Her breath caught. Her hand trembled as she reached for the ring, her fingers hovering over it as if she were afraid it might disappear.
"Will you marry me?" he asked, his voice barely a whisper. "Not for a deal. Not for a merger. Not for anything except this—except us. For a lifetime."
The chapel was silent. The sea whispered against the hull. The light shifted through the stained glass, painting Ella's face in shades of dawn.
And then she smiled—that irreverent, infuriating, beautiful smile that had undone him from the very first moment.
"Yes," she said, her voice breaking. "Yes, you impossible, infuriating, magnificent man. Yes."
He slid the ring onto her finger, and it fit perfectly, as if it had always belonged there. As if it had been waiting for her.
She pulled him to his feet, and he kissed her—not the desperate, consuming kisses of their first nights, but something softer, deeper, a promise whispered against her lips.

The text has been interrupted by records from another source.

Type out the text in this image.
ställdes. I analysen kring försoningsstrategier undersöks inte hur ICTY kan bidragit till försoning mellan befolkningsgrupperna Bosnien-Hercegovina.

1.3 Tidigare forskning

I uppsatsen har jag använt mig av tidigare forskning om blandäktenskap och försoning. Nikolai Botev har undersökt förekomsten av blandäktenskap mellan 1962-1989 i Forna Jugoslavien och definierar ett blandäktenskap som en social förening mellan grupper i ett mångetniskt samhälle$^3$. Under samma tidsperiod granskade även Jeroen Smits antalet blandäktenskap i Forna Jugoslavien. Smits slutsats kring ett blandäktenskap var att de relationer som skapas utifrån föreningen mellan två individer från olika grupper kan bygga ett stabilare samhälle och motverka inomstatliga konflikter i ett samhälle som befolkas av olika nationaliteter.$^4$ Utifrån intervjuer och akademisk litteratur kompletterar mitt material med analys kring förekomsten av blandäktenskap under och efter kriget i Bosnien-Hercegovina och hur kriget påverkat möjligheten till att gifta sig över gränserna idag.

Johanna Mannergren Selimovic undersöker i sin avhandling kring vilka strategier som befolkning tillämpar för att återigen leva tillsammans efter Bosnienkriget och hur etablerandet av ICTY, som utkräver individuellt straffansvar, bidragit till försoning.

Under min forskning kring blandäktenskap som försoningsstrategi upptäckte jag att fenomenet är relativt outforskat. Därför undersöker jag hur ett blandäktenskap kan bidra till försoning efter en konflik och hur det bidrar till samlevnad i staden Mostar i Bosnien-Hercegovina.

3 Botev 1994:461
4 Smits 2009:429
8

When they broke apart, she looked down at the ring, then up at him, her eyes bright with tears.
"I love you, Alec King," she said. "Even when you're being a fossil."
He laughed, the sound surprising him, freeing something in his chest that had been locked away for years. "I love you too, Ella Reed. Even when you're being impossible."
She wrapped her arms around his neck, pulling him close. "Good. Because I'm planning on being impossible for a very long time."
He kissed her forehead, her nose, her lips. "I'm counting on it."
Outside, the sun had fully risen, painting the sea in shades of gold and blue. The storm had passed, leaving behind a world washed clean, ready for new beginnings.
And in a small chapel on a luxury cruise liner, a man who had spent his life building walls finally let them fall.
For her.
For them.
For the future they would build together, one impossible day at a time.